# going on a cruise



## coneyislander (Sep 12, 2012)

I am going on a cruise and I would like to purchase some yarn while Im in one of the Ports.
I am going to Cozumel, Belize, Honduras Isla Roatan, and Costa Maya.
does anyone know where there is somewhere to buy yarn in any or all of those places?
or knitting notions, Id really LOVE to buy a yarn bowl or some yarn bowls as gifts
thanks!
L


----------



## franci6810 (Dec 18, 2012)

Can't help with your question, but wishing you a lovely time. I've seen lots of documentaries on that area of the world - All Beautiful.
Enjoy!
Franci


----------



## msgran (Feb 12, 2011)

Been there and didn't find a yarn shop among the Diamonds Internationals, Tanzanite Internationals, and all do the other touristy places at the ports. If you find any, please post and let me know!! I have only been big into yarn for about five years so when we went I wasn't looking for yarn related stores. Have fun!! We are doing the eastern Caribbean in January.


----------



## Not retired yet (Jun 7, 2014)

I have been to all of these ports, and can't remember seeing any shops that carried yarn. Have a great time!


----------



## shannand (Oct 27, 2011)

Went to all those ports except Costa Maya this summer and did not find yarn in any of the ports. We did not veer past the ports to look. Hopefully next time we will get the chance to. Have a wonderful time. **If you find staff guarding a cabin on the ship saying there is a special guest, know that the person did something very very wrong (tooo bad to be in the general population on board jail). {put someone in the room across from ours and 24 hour guard for 3 days until docked}


----------



## annweb (Feb 23, 2012)

I am doing the East Carib in April so let us know if you find anywhere please.


----------



## annweb (Feb 23, 2012)

I am doing the East Carib in April so let us know if you find anywhere please.


----------



## gram26 (Feb 1, 2011)

Think snorkeling, not knitting, and you will enjoy the ports.....otherwise, can't think of any shopping for yarn at all.


----------



## clickerMLL (Aug 14, 2013)

I have been all over the Caribbean, and have NEVER seen as much as an inch of yarn for sale. 

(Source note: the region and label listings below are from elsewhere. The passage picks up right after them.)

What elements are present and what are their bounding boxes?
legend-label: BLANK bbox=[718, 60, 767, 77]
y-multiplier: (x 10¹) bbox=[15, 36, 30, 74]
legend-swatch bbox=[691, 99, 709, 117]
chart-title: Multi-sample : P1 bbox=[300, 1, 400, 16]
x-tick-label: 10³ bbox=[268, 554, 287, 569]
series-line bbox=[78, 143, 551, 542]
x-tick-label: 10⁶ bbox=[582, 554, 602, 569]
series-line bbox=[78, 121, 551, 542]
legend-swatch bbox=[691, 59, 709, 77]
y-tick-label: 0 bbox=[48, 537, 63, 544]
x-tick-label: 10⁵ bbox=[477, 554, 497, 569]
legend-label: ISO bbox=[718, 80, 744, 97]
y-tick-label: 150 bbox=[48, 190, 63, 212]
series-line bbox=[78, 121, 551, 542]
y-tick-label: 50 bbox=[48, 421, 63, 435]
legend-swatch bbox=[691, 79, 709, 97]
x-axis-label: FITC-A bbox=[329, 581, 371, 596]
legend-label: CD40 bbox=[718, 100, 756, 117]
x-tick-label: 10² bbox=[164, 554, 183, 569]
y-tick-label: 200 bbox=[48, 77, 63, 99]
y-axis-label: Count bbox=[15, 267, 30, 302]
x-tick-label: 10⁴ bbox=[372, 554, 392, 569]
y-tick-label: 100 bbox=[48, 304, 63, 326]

If you want to work on a yarn project on the ship during quiet times, you will have to take the yarn and all of the tools with you. I normally take quilting on ships -- envelopes containing the cut and marked fabric bits to piece into blocks, one block per envelope, plus a small sewing kit with the threads, needles, a few pins, scissors, and several thimbles. (Take thimbles in several sizes since hands and feet usually change sizes in the tropics.) 

Have a fun trip!


----------



## rlbrown63 (Apr 10, 2013)

We are going to San Juan Puerto Rico, Grand Turk and St Maarten on Jan 18th- I am taking my crocheting with me as I plan to sit around and relax.


----------



## past (Apr 3, 2011)

I did a search for buying yarn in Cozumel and found this post from 2011 that tells of one at that time any way.

http://www.cozumelmycozumel.com/dc/index.php?/topic/2479-craft-store-solana/


----------